Speed-Loss by Writing to Global Mem

Hi there,

I’ve got the following problem:

I’ve got code where I do some computational stuff.

I’m running the function with 64 blocks and 256 threads.

This is no problem as long as I don’t try to get the results.

But when I’m copying the data to the global memory is gets

very slow.

Here the code:

The function calculate:

__global__ void calculate(int* t)


    int bits[60];

    int idx = blockIdx.x*blockDim.x+threadIdx.x;


    some computational stuff


   t[idx] = bits[1];


the code in the main:

#define BlockSize 64

#define ThreadSize 256

int BT = BlockSize*ThreadSize;

int * t;

(cudaMalloc((void**) &t, BT*sizeof(int)));


As long as the line “t[idx] = bits[1];” is not in the function,

everything is real fast.

Is there any way I can make this call faster?

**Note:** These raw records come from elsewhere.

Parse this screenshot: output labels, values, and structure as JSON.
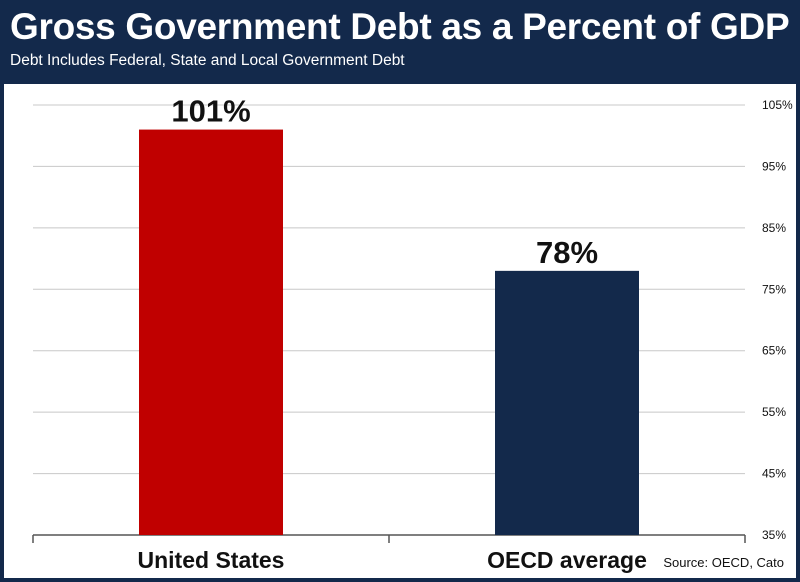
{
  "header": {
    "title": "Gross Government Debt as a Percent of GDP",
    "subtitle": "Debt Includes Federal, State and Local Government Debt"
  },
  "source": "Source: OECD, Cato",
  "colors": {
    "header_bg": "#13294b",
    "united_states": "#c00000",
    "oecd_average": "#13294b"
  },
  "chart_data": {
    "type": "bar",
    "categories": [
      "United States",
      "OECD average"
    ],
    "values": [
      101,
      78
    ],
    "data_labels": [
      "101%",
      "78%"
    ],
    "bar_colors": [
      "#c00000",
      "#13294b"
    ],
    "ylim": [
      35,
      105
    ],
    "y_ticks": [
      35,
      45,
      55,
      65,
      75,
      85,
      95,
      105
    ],
    "y_tick_labels": [
      "35%",
      "45%",
      "55%",
      "65%",
      "75%",
      "85%",
      "95%",
      "105%"
    ],
    "y_axis_side": "right",
    "grid": true
  }
}
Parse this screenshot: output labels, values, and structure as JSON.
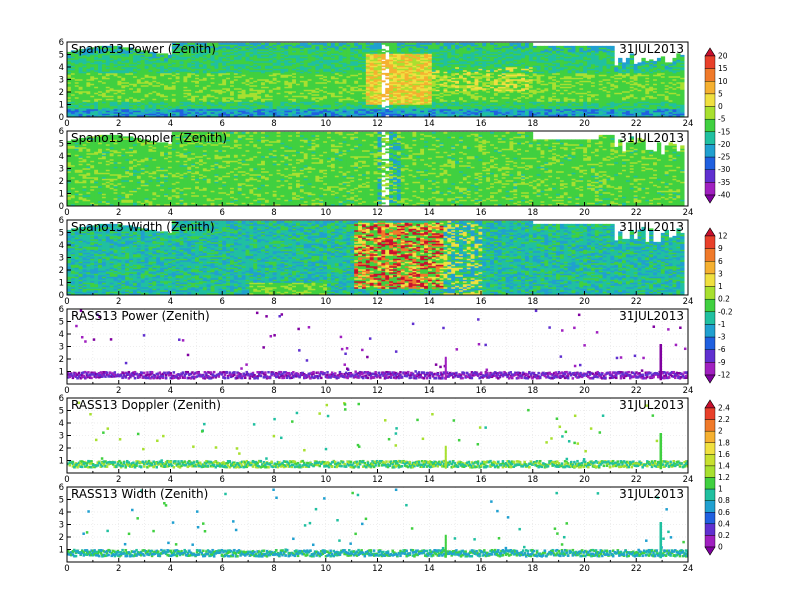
{
  "chart_data": [
    {
      "type": "heatmap",
      "title": "Spano13 Power (Zenith)",
      "date": "31JUL2013",
      "field": "power",
      "x_ticks": [
        "0",
        "2",
        "4",
        "6",
        "8",
        "10",
        "12",
        "14",
        "16",
        "18",
        "20",
        "22",
        "24"
      ],
      "y_ticks": [
        "0",
        "1",
        "2",
        "3",
        "4",
        "5",
        "6"
      ],
      "xlim": [
        0,
        24
      ],
      "ylim": [
        0,
        6
      ],
      "colorbar": "A",
      "grid": false
    },
    {
      "type": "heatmap",
      "title": "Spano13 Doppler (Zenith)",
      "date": "31JUL2013",
      "field": "doppler",
      "x_ticks": [
        "0",
        "2",
        "4",
        "6",
        "8",
        "10",
        "12",
        "14",
        "16",
        "18",
        "20",
        "22",
        "24"
      ],
      "y_ticks": [
        "0",
        "1",
        "2",
        "3",
        "4",
        "5",
        "6"
      ],
      "xlim": [
        0,
        24
      ],
      "ylim": [
        0,
        6
      ],
      "colorbar": "A",
      "grid": false
    },
    {
      "type": "heatmap",
      "title": "Spano13 Width (Zenith)",
      "date": "31JUL2013",
      "field": "width",
      "x_ticks": [
        "0",
        "2",
        "4",
        "6",
        "8",
        "10",
        "12",
        "14",
        "16",
        "18",
        "20",
        "22",
        "24"
      ],
      "y_ticks": [
        "0",
        "1",
        "2",
        "3",
        "4",
        "5",
        "6"
      ],
      "xlim": [
        0,
        24
      ],
      "ylim": [
        0,
        6
      ],
      "colorbar": "B",
      "grid": false
    },
    {
      "type": "scatter",
      "title": "RASS13 Power (Zenith)",
      "date": "31JUL2013",
      "field": "rass_power",
      "x_ticks": [
        "0",
        "2",
        "4",
        "6",
        "8",
        "10",
        "12",
        "14",
        "16",
        "18",
        "20",
        "22",
        "24"
      ],
      "y_ticks": [
        "1",
        "2",
        "3",
        "4",
        "5",
        "6"
      ],
      "xlim": [
        0,
        24
      ],
      "ylim": [
        0,
        6
      ],
      "colorbar": "B",
      "grid": true
    },
    {
      "type": "scatter",
      "title": "RASS13 Doppler (Zenith)",
      "date": "31JUL2013",
      "field": "rass_doppler",
      "x_ticks": [
        "0",
        "2",
        "4",
        "6",
        "8",
        "10",
        "12",
        "14",
        "16",
        "18",
        "20",
        "22",
        "24"
      ],
      "y_ticks": [
        "1",
        "2",
        "3",
        "4",
        "5",
        "6"
      ],
      "xlim": [
        0,
        24
      ],
      "ylim": [
        0,
        6
      ],
      "colorbar": "C",
      "grid": true
    },
    {
      "type": "scatter",
      "title": "RASS13 Width (Zenith)",
      "date": "31JUL2013",
      "field": "rass_width",
      "x_ticks": [
        "0",
        "2",
        "4",
        "6",
        "8",
        "10",
        "12",
        "14",
        "16",
        "18",
        "20",
        "22",
        "24"
      ],
      "y_ticks": [
        "1",
        "2",
        "3",
        "4",
        "5",
        "6"
      ],
      "xlim": [
        0,
        24
      ],
      "ylim": [
        0,
        6
      ],
      "colorbar": "C",
      "grid": true
    }
  ],
  "colorbars": {
    "A": {
      "labels": [
        "20",
        "15",
        "10",
        "5",
        "0",
        "-5",
        "-15",
        "-20",
        "-25",
        "-30",
        "-35",
        "-40"
      ],
      "colors": [
        "#c8102e",
        "#e8402a",
        "#f07a2a",
        "#f5b030",
        "#f0e040",
        "#a8e030",
        "#40d040",
        "#20c0a0",
        "#20a0d0",
        "#2060e0",
        "#6030d0",
        "#a020c0",
        "#8000a0"
      ]
    },
    "B": {
      "labels": [
        "12",
        "9",
        "6",
        "3",
        "1",
        "0.2",
        "-0.2",
        "-1",
        "-3",
        "-6",
        "-9",
        "-12"
      ],
      "colors": [
        "#c8102e",
        "#e8402a",
        "#f07a2a",
        "#f5b030",
        "#f0e040",
        "#a8e030",
        "#40d040",
        "#20c0a0",
        "#20a0d0",
        "#2060e0",
        "#6030d0",
        "#a020c0",
        "#8000a0"
      ]
    },
    "C": {
      "labels": [
        "2.4",
        "2.2",
        "2",
        "1.8",
        "1.6",
        "1.4",
        "1.2",
        "1",
        "0.8",
        "0.6",
        "0.4",
        "0.2",
        "0"
      ],
      "colors": [
        "#c8102e",
        "#e8402a",
        "#f07a2a",
        "#f5b030",
        "#f0e040",
        "#c8e030",
        "#a8e030",
        "#40d040",
        "#20c0a0",
        "#20a0d0",
        "#2060e0",
        "#6030d0",
        "#a020c0",
        "#8000a0"
      ]
    }
  }
}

The array “bits” only contains 0 or 1 and I have to check if

one of the computated results (which is stored in bits[1])

in the threads is 1.

Then I’ve tried something like

if (bits[1])


for “t[idx] = bits[1];” .

where t was an integer but it didn’t help.

What I didn’t understand there was, that

if left the if-line it was as fast as usual…

Can anyone explain this or give me a hint how to do this better?

Thanks a lot,

Claus Massion

If I understand correctly, this: t[idx] = bits[1]; gives 256 times the same value (each thread copies the value to global memory). You could try:

if (!idx) 

  t[idx] = bits[1];

In this part:

if (bits[1])


each thread will write to the same memory location, which could give strange results.

I didn’t understand the last part of your post.

Dear Claus,

pasting the upper line (“t[idx] = bits[1];”) into your code or leaving it out you will never know wether your algorithm or the write back to global memory is the bottleneck, because if you don’t write the data back you can not be sure wether the compiler is optimizing some lines (or maybe all lines) of your code away. It makes no sence to process data that is never output. In fact the compiler will normally not compile any data, which has nothing to do with the ouput data.

For example if you have an aimless loop like this:

int j = 2;

for(int i; i<999999; i++) {

j *= 2;


and j is never used again than this loop normally will not be compiled.

I would suggest to do some write backs without any processing.

I mean just write back some zeros or any random data.

If the write back gets faster than the algorithm should be the bottleneck.

Sincerely, chubi

chubaca is correct. Kernels which do not produce any output are optimized away completely so that it doesn’t perform any computational stuff at all.